----------- Trommelkreise ----------- Drumcircles und Trommelunterricht

Jetzt in einer Trommelgruppe mitspielen

Angebote zum sofortigen Einstieg in Trommelgruppen siehe unter Termine


Unterschiede zwischen Drumcircles und Trommelgruppen

Während im Drumcircle vor allem das intuitive, unmittelbare Erlebnis des Spielens im Vordergrund steht, kann man in den Trommelgruppen tiefer in die Welt der Rhythmen einsteigen. Hier beschäftigen wir uns intensiv mit Musik aus Westafrika und wollen spezielle Schlagtechniken und überlieferte Rhythmen trainieren. Während Drumcircles einmalige oder gelegentliche Aktivitäten sein können, an denen man auch ohne Übung teilnehmen kann, treffen sich Trommelgruppen regelmäßig über einen längeren Zeitraum.
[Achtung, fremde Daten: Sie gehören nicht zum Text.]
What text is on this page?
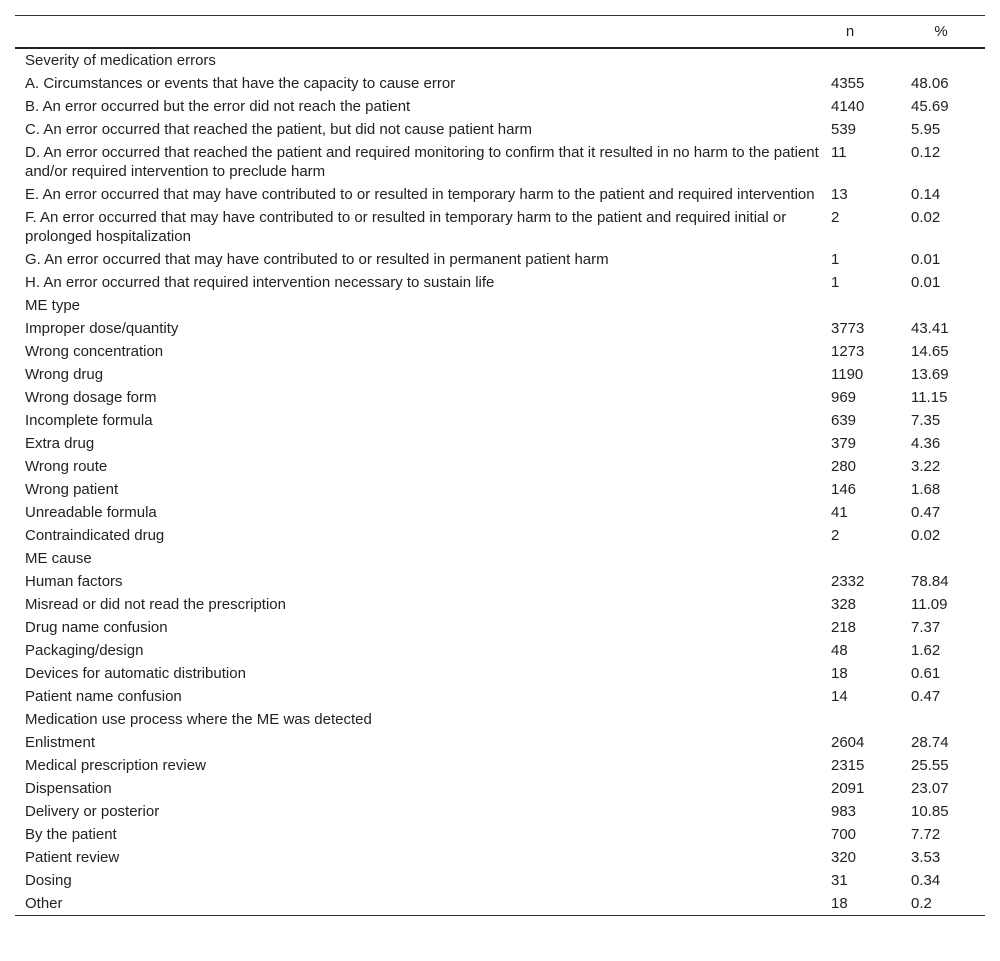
	n	%
Severity of medication errors		
A. Circumstances or events that have the capacity to cause error	4355	48.06
B. An error occurred but the error did not reach the patient	4140	45.69
C. An error occurred that reached the patient, but did not cause patient harm	539	5.95
D. An error occurred that reached the patient and required monitoring to confirm that it resulted in no harm to the patient and/or required intervention to preclude harm	11	0.12
E. An error occurred that may have contributed to or resulted in temporary harm to the patient and required intervention	13	0.14
F. An error occurred that may have contributed to or resulted in temporary harm to the patient and required initial or prolonged hospitalization	2	0.02
G. An error occurred that may have contributed to or resulted in permanent patient harm	1	0.01
H. An error occurred that required intervention necessary to sustain life	1	0.01
ME type		
Improper dose/quantity	3773	43.41
Wrong concentration	1273	14.65
Wrong drug	1190	13.69
Wrong dosage form	969	11.15
Incomplete formula	639	7.35
Extra drug	379	4.36
Wrong route	280	3.22
Wrong patient	146	1.68
Unreadable formula	41	0.47
Contraindicated drug	2	0.02
ME cause		
Human factors	2332	78.84
Misread or did not read the prescription	328	11.09
Drug name confusion	218	7.37
Packaging/design	48	1.62
Devices for automatic distribution	18	0.61
Patient name confusion	14	0.47
Medication use process where the ME was detected		
Enlistment	2604	28.74
Medical prescription review	2315	25.55
Dispensation	2091	23.07
Delivery or posterior	983	10.85
By the patient	700	7.72
Patient review	320	3.53
Dosing	31	0.34
Other	18	0.2
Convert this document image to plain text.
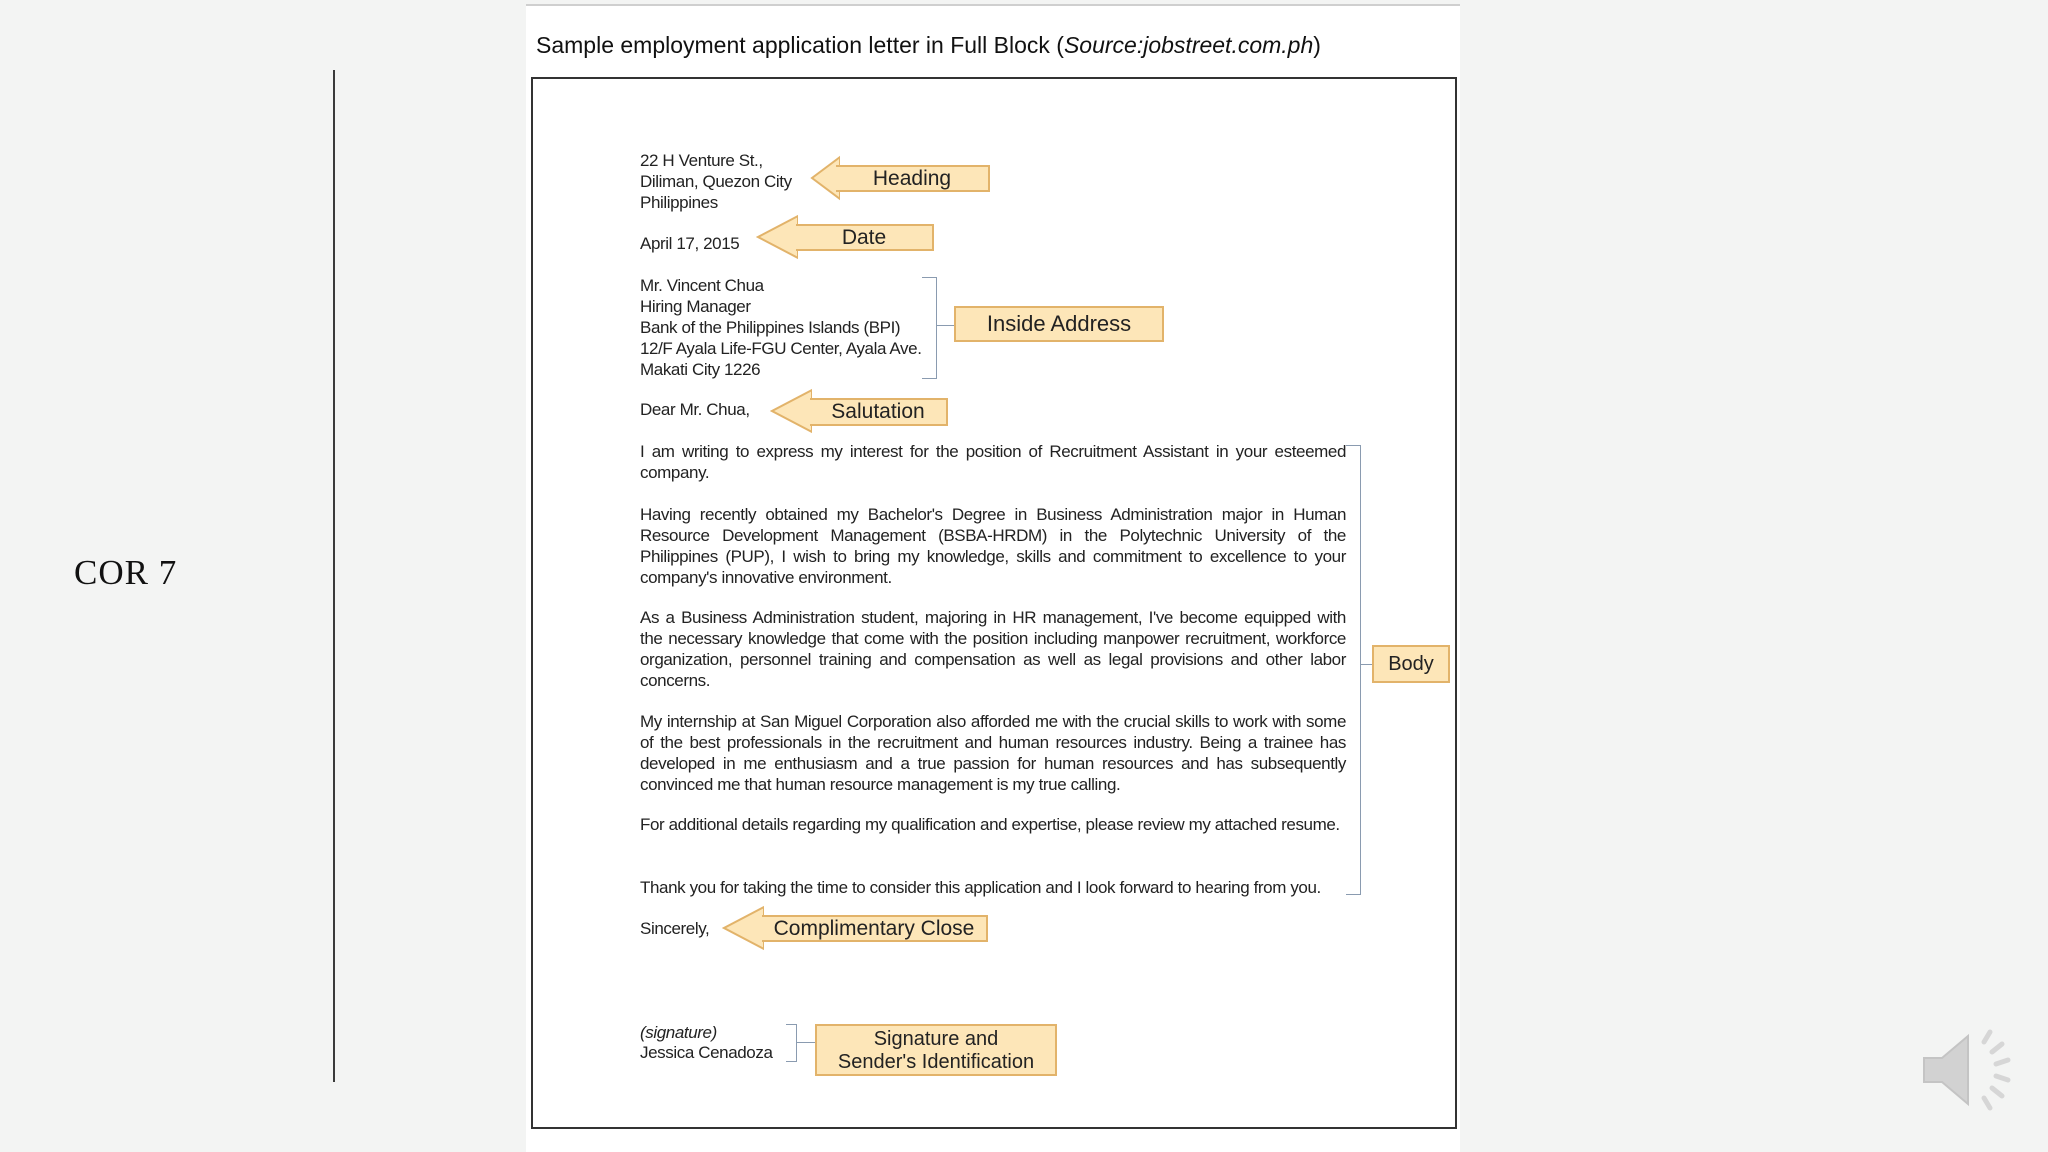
COR 7
Sample employment application letter in Full Block (Source:jobstreet.com.ph)
22 H Venture St.,
Diliman, Quezon City
Philippines
April 17, 2015
Mr. Vincent Chua
Hiring Manager
Bank of the Philippines Islands (BPI)
12/F Ayala Life-FGU Center, Ayala Ave.
Makati City 1226
Dear Mr. Chua,
I am writing to express my interest for the position of Recruitment Assistant in your esteemed company.
Having recently obtained my Bachelor's Degree in Business Administration major in Human Resource Development Management (BSBA-HRDM) in the Polytechnic University of the Philippines (PUP), I wish to bring my knowledge, skills and commitment to excellence to your company's innovative environment.
As a Business Administration student, majoring in HR management, I've become equipped with the necessary knowledge that come with the position including manpower recruitment, workforce organization, personnel training and compensation as well as legal provisions and other labor concerns.
My internship at San Miguel Corporation also afforded me with the crucial skills to work with some of the best professionals in the recruitment and human resources industry. Being a trainee has developed in me enthusiasm and a true passion for human resources and has subsequently convinced me that human resource management is my true calling.
For additional details regarding my qualification and expertise, please review my attached resume.
Thank you for taking the time to consider this application and I look forward to hearing from you.
Sincerely,
(signature)
Jessica Cenadoza
Heading
Date
Salutation
Complimentary Close
Inside Address
Body
Signature and
Sender's Identification
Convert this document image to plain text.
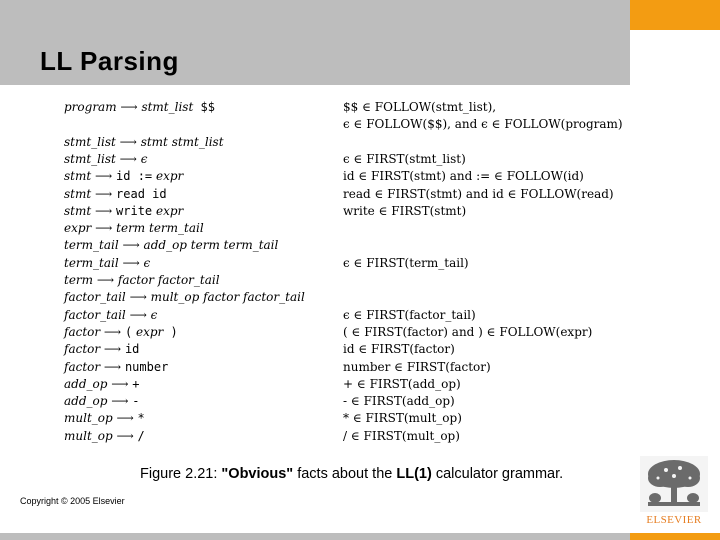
LL Parsing
program ⟶ stmt_list $$	$$ ∈ FOLLOW(stmt_list),
ϵ ∈ FOLLOW($$), and ϵ ∈ FOLLOW(program)
stmt_list ⟶ stmt stmt_list
stmt_list ⟶ ϵ	ϵ ∈ FIRST(stmt_list)
stmt ⟶ id := expr	id ∈ FIRST(stmt) and := ∈ FOLLOW(id)
stmt ⟶ read id	read ∈ FIRST(stmt) and id ∈ FOLLOW(read)
stmt ⟶ write expr	write ∈ FIRST(stmt)
expr ⟶ term term_tail
term_tail ⟶ add_op term term_tail
term_tail ⟶ ϵ	ϵ ∈ FIRST(term_tail)
term ⟶ factor factor_tail
factor_tail ⟶ mult_op factor factor_tail
factor_tail ⟶ ϵ	ϵ ∈ FIRST(factor_tail)
factor ⟶ ( expr )	( ∈ FIRST(factor) and ) ∈ FOLLOW(expr)
factor ⟶ id	id ∈ FIRST(factor)
factor ⟶ number	number ∈ FIRST(factor)
add_op ⟶ +	+ ∈ FIRST(add_op)
add_op ⟶ -	- ∈ FIRST(add_op)
mult_op ⟶ *	* ∈ FIRST(mult_op)
mult_op ⟶ /	/ ∈ FIRST(mult_op)
Figure 2.21: "Obvious" facts about the LL(1) calculator grammar.
Copyright © 2005 Elsevier
ELSEVIER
Auf Anfrage biete ich auch gerne individuelle Trommelworkshops in Ihrer Einrichtung an.

 

Das Djembé-Orchester

In den Trommelgruppen spielen wir vor allem im traditionellen Djembé-Orchester, das zusätzlich zu mehreren Djembé-Trommeln aus den drei Basstrommeln Kenkeni, Sangban und Dundumba und den dazugehörigen Glocken besteht. Die traditionellen westafrikanischen Rhythmen bestehen zwar aus einfachen Grundelementen, die sich jedoch zu hochkomplexen Mustern verknüpfen lassen. Regelmäßiges Üben ist, wie bei allen anderen Musikrichtungen auch, zur Beherrschung der Instrumente erforderlich.

          

Lehrmethoden

Angelehnt an traditionelle afrikanische Lehrmethoden werden Rhythmen zunächst mündlich vermittelt und durch Nachahmung kennen gelernt. Schriftliche Aufzeichnungen werden zwar auch benutzt, sollen aber vor allem als Gedächtnisstütze dienen. Die Musik sollte auswendig gespielt werden. Durch Umsetzung der Rhythmen auf unterschiedlichen Instrumenten, Bewegungsübungen und die Einbeziehung von Gesängen und Wortspielen wird das rhythmische Verständnis gestärkt und neue Erinerungsmuster angelegt. Da die Menschen den Lernstoff auf sehr unterschiedliche Weise verarbeiten, wird jeder Rhythmus auf möglichst vielfältige Arten vermittelt, um verschiedene Wege zum Verständnis anzubieten.

                

Gemeinsamer Fortschritt im Trommelkreis

Die afrikanische Trommelmusik entsteht erst aus dem Zusammenklang mehrerer Trommelstimmen. Das tiefere Verständnis dieser Polyrhythmik ist wesentlicher Bestandteil des Lernprozesses. Daher wird Trommeln grundsätzlich als Gruppenunterricht angeboten. Aus der Gruppe, die sich regelmäßig im Trommelkreis trifft, entsteht so mit der Zeit ein auftrittsreifes Ensemble. Der Schwierigkeitsgrad der Arrangements wird dabei dem jeweiligen Stand der Gruppe individuell angepasst.

          

Jenseits der Grenzen afrikanischer Musik

Zurzeit leite ich vier fortlaufende Trommelgruppen in den Musikschulen Bad Münder und Springe. Dies erlaubt es mir, hin und wieder auch die Grenzen der traditionellen afrikanischen Musik zu überschreiten. So haben meine Trommelgruppen im Rahmen von Projekten bereits gemeinsam mit Trompetenensemble, Kinderchor, Flötengruppe und Rockband gespielt. Grundsätzlich stehe ich solchen Projekten und Experimenten aufgeschlossen gegenüber, um auch die gegenseitige Toleranz gegenüber anderen Musikrichtungen zu fördern. Wir lernen zwar traditionelle, afrikanische Musik. Viele Aspekte der Kulturen, aus denen sie entstanden ist, bleiben uns aber verschlossen. Auch wenn wir afrikanische Instrumente spielen, bleiben wir Europäer. Wir solten unser Trommelspiel als Ausdruck und Bereicherung unseres eigenen Musikempfindens begreifen. Genreübergreifende Aktionen bieten eine gute Gelegenheit dafür.